Na América Latina, não são raros os filmes que abordam as ditaduras ocorridas entre as décadas de 1960 e 1990. Títulos como “No“, “Uma noite em 12 anos” e “Pra frente, Brasil” exemplificam como os cinemas chileno, uruguaio e brasileiro representaram as experiências autoritárias recentes de seus países enquanto ainda estavam em vigor. Ao mesmo tempo que faz parte desse cenário, PRISÃO NOS ANDES se distingue da maioria das obras por enfocar no que vem depois do fim da ditadura. A grande questão é decidir sobre quais elementos o foco deve estar.

Terminada a ditadura de Augusto Pinochet no Chile, iniciativas de responsabilização jurídica ocorreram e violadores de direitos humanos foram punidos. O filme retrata as penas aplicadas a cinco militares condenados a uma prisão aos pés da Cordilheira dos Andes. Apesar das condenações rigorosas, eles parecem estar de férias em um local com piscina, jardins, aviários e guardas a seus serviços. O ambiente privilegiado é colocado em risco quando um deles dá uma entrevista que gera grandes repercussões.

O recorte cronológico remete imediatamente a “Argentina, 1985” ao jogar luz sobre as ações tomadas pelo governo democrático chileno para lidar com os crimes contra a humanidade da ditadura anterior. Porém, se o filme argentino se concentra sobre as rupturas em relação ao passado recente, o chileno trata das continuidades em termos de mentalidade e condições materiais para uma elite autoritária, violenta e opressiva. Os generais vividos por Alejandro Trejo, Hugo Medina, Bastián Bodenhöfer, Mauricio Pesutic e Óscar Hernández mantêm o mesmo discurso para justificar as prisões arbitrárias, torturas e assassinatos no país: a sociedade estava em guerra, era necessário protegê-la dos terroristas e, no máximo, apenas alguns “castigos” foram impostos. Quando questionados a respeito do que seria o Chile a partir dali, demonstram preocupação com um contexto em que as Forças Armadas não sejam valorizadas, negros e homossexuais ganhem mais espaço e um governo de esquerda esteja no poder.

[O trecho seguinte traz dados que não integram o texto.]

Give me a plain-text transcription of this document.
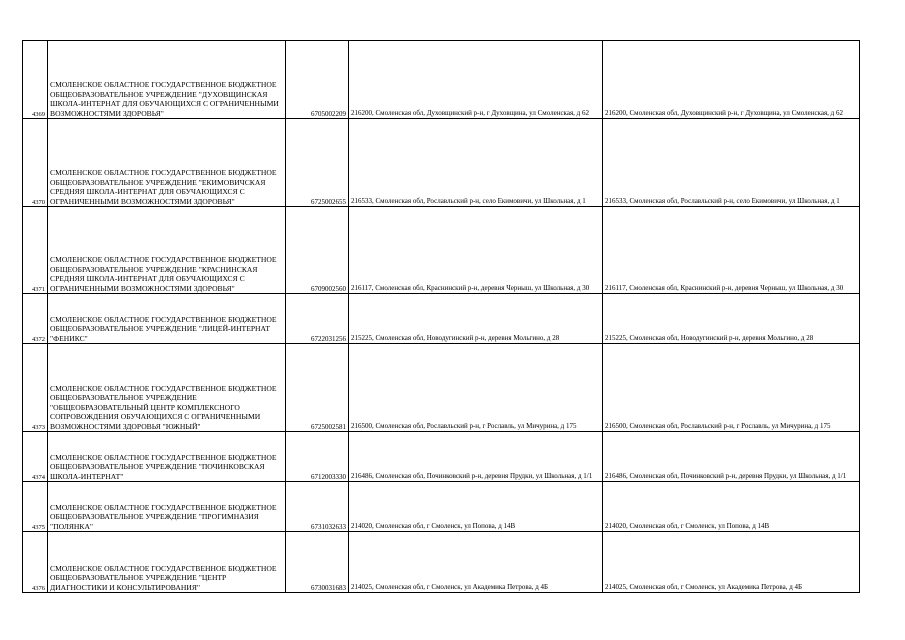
4369	СМОЛЕНСКОЕ ОБЛАСТНОЕ ГОСУДАРСТВЕННОЕ БЮДЖЕТНОЕ ОБЩЕОБРАЗОВАТЕЛЬНОЕ УЧРЕЖДЕНИЕ "ДУХОВЩИНСКАЯ ШКОЛА-ИНТЕРНАТ ДЛЯ ОБУЧАЮЩИХСЯ С ОГРАНИЧЕННЫМИ ВОЗМОЖНОСТЯМИ ЗДОРОВЬЯ"	6705002209	216200, Смоленская обл, Духовщинский р-н, г Духовщина, ул Смоленская, д 62	216200, Смоленская обл, Духовщинский р-н, г Духовщина, ул Смоленская, д 62
4370	СМОЛЕНСКОЕ ОБЛАСТНОЕ ГОСУДАРСТВЕННОЕ БЮДЖЕТНОЕ ОБЩЕОБРАЗОВАТЕЛЬНОЕ УЧРЕЖДЕНИЕ "ЕКИМОВИЧСКАЯ СРЕДНЯЯ ШКОЛА-ИНТЕРНАТ ДЛЯ ОБУЧАЮЩИХСЯ С ОГРАНИЧЕННЫМИ ВОЗМОЖНОСТЯМИ ЗДОРОВЬЯ"	6725002655	216533, Смоленская обл, Рославльский р-н, село Екимовичи, ул Школьная, д 1	216533, Смоленская обл, Рославльский р-н, село Екимовичи, ул Школьная, д 1
4371	СМОЛЕНСКОЕ ОБЛАСТНОЕ ГОСУДАРСТВЕННОЕ БЮДЖЕТНОЕ ОБЩЕОБРАЗОВАТЕЛЬНОЕ УЧРЕЖДЕНИЕ "КРАСНИНСКАЯ СРЕДНЯЯ ШКОЛА-ИНТЕРНАТ ДЛЯ ОБУЧАЮЩИХСЯ С ОГРАНИЧЕННЫМИ ВОЗМОЖНОСТЯМИ ЗДОРОВЬЯ"	6709002560	216117, Смоленская обл, Краснинский р-н, деревня Черныш, ул Школьная, д 30	216117, Смоленская обл, Краснинский р-н, деревня Черныш, ул Школьная, д 30
4372	СМОЛЕНСКОЕ ОБЛАСТНОЕ ГОСУДАРСТВЕННОЕ БЮДЖЕТНОЕ ОБЩЕОБРАЗОВАТЕЛЬНОЕ УЧРЕЖДЕНИЕ "ЛИЦЕЙ-ИНТЕРНАТ "ФЕНИКС"	6722031256	215225, Смоленская обл, Новодугинский р-н, деревня Мольгино, д 28	215225, Смоленская обл, Новодугинский р-н, деревня Мольгино, д 28
4373	СМОЛЕНСКОЕ ОБЛАСТНОЕ ГОСУДАРСТВЕННОЕ БЮДЖЕТНОЕ ОБЩЕОБРАЗОВАТЕЛЬНОЕ УЧРЕЖДЕНИЕ "ОБЩЕОБРАЗОВАТЕЛЬНЫЙ ЦЕНТР КОМПЛЕКСНОГО СОПРОВОЖДЕНИЯ ОБУЧАЮЩИХСЯ С ОГРАНИЧЕННЫМИ ВОЗМОЖНОСТЯМИ ЗДОРОВЬЯ "ЮЖНЫЙ"	6725002581	216500, Смоленская обл, Рославльский р-н, г Рославль, ул Мичурина, д 175	216500, Смоленская обл, Рославльский р-н, г Рославль, ул Мичурина, д 175
4374	СМОЛЕНСКОЕ ОБЛАСТНОЕ ГОСУДАРСТВЕННОЕ БЮДЖЕТНОЕ ОБЩЕОБРАЗОВАТЕЛЬНОЕ УЧРЕЖДЕНИЕ "ПОЧИНКОВСКАЯ ШКОЛА-ИНТЕРНАТ"	6712003330	216486, Смоленская обл, Починковский р-н, деревня Прудки, ул Школьная, д 1/1	216486, Смоленская обл, Починковский р-н, деревня Прудки, ул Школьная, д 1/1
4375	СМОЛЕНСКОЕ ОБЛАСТНОЕ ГОСУДАРСТВЕННОЕ БЮДЖЕТНОЕ ОБЩЕОБРАЗОВАТЕЛЬНОЕ УЧРЕЖДЕНИЕ "ПРОГИМНАЗИЯ "ПОЛЯНКА"	6731032633	214020, Смоленская обл, г Смоленск, ул Попова, д 14В	214020, Смоленская обл, г Смоленск, ул Попова, д 14В
4376	СМОЛЕНСКОЕ ОБЛАСТНОЕ ГОСУДАРСТВЕННОЕ БЮДЖЕТНОЕ ОБЩЕОБРАЗОВАТЕЛЬНОЕ УЧРЕЖДЕНИЕ "ЦЕНТР ДИАГНОСТИКИ И КОНСУЛЬТИРОВАНИЯ"	6730031683	214025, Смоленская обл, г Смоленск, ул Академика Петрова, д 4Б	214025, Смоленская обл, г Смоленск, ул Академика Петрова, д 4Б
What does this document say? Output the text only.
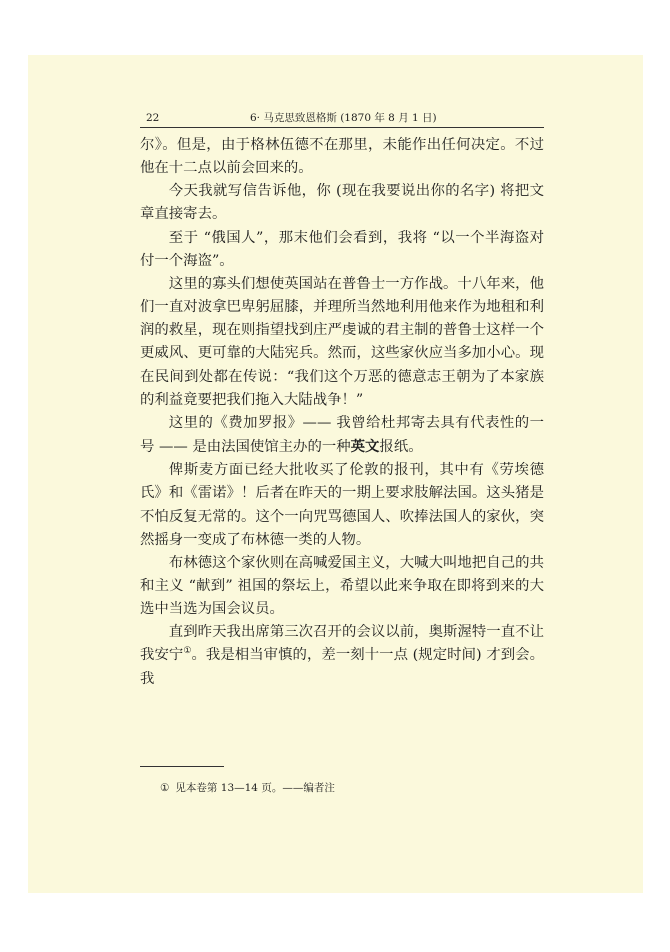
22	6· 马克思致恩格斯 (1870 年 8 月 1 日)

尔》。但是，由于格林伍德不在那里，未能作出任何决定。不过他在十二点以前会回来的。

今天我就写信告诉他，你 (现在我要说出你的名字) 将把文章直接寄去。

至于 “俄国人”，那末他们会看到，我将 “以一个半海盗对付一个海盗”。

这里的寡头们想使英国站在普鲁士一方作战。十八年来，他们一直对波拿巴卑躬屈膝，并理所当然地利用他来作为地租和利润的救星，现在则指望找到庄严虔诚的君主制的普鲁士这样一个更威风、更可靠的大陆宪兵。然而，这些家伙应当多加小心。现在民间到处都在传说：“我们这个万恶的德意志王朝为了本家族的利益竟要把我们拖入大陆战争！”

这里的《费加罗报》—— 我曾给杜邦寄去具有代表性的一号 —— 是由法国使馆主办的一种英文报纸。

俾斯麦方面已经大批收买了伦敦的报刊，其中有《劳埃德氏》和《雷诺》！后者在昨天的一期上要求肢解法国。这头猪是不怕反复无常的。这个一向咒骂德国人、吹捧法国人的家伙，突然摇身一变成了布林德一类的人物。

布林德这个家伙则在高喊爱国主义，大喊大叫地把自己的共和主义 “献到” 祖国的祭坛上，希望以此来争取在即将到来的大选中当选为国会议员。

直到昨天我出席第三次召开的会议以前，奥斯渥特一直不让我安宁①。我是相当审慎的，差一刻十一点 (规定时间) 才到会。我

① 见本卷第 13—14 页。——编者注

As relações que se estabelecem na prisão reforçam a ideia de que o rompimento com a ditadura não seria tão intenso. Os antigos torturadores recebem livros e outros objetos de seus advogados para continuarem com seus hobbies em astronomia, música clássica e aves. Eles tratam o diretor da prisão e os guardas como empregados à disposição de suas vontades e prazeres, tendo que satisfazer todas as necessidades de figuras ilustres para o país. Não são poucos os momentos em que a frase “Você sabe com quem está falando” é citada abertamente ou surge implícita nas dinâmicas entre os personagens. Logo, os generais ainda se veem como donos de uma autoridade que não pode ser contestada embora e a realidade seja totalmente diferente. Trata-se de uma postura que interfere, por exemplo, na maneira com que participam dos treinos físicos dos guardas e utilizam Navarrete como serviçal para os seus próprios interesses de manutenção dos privilégios.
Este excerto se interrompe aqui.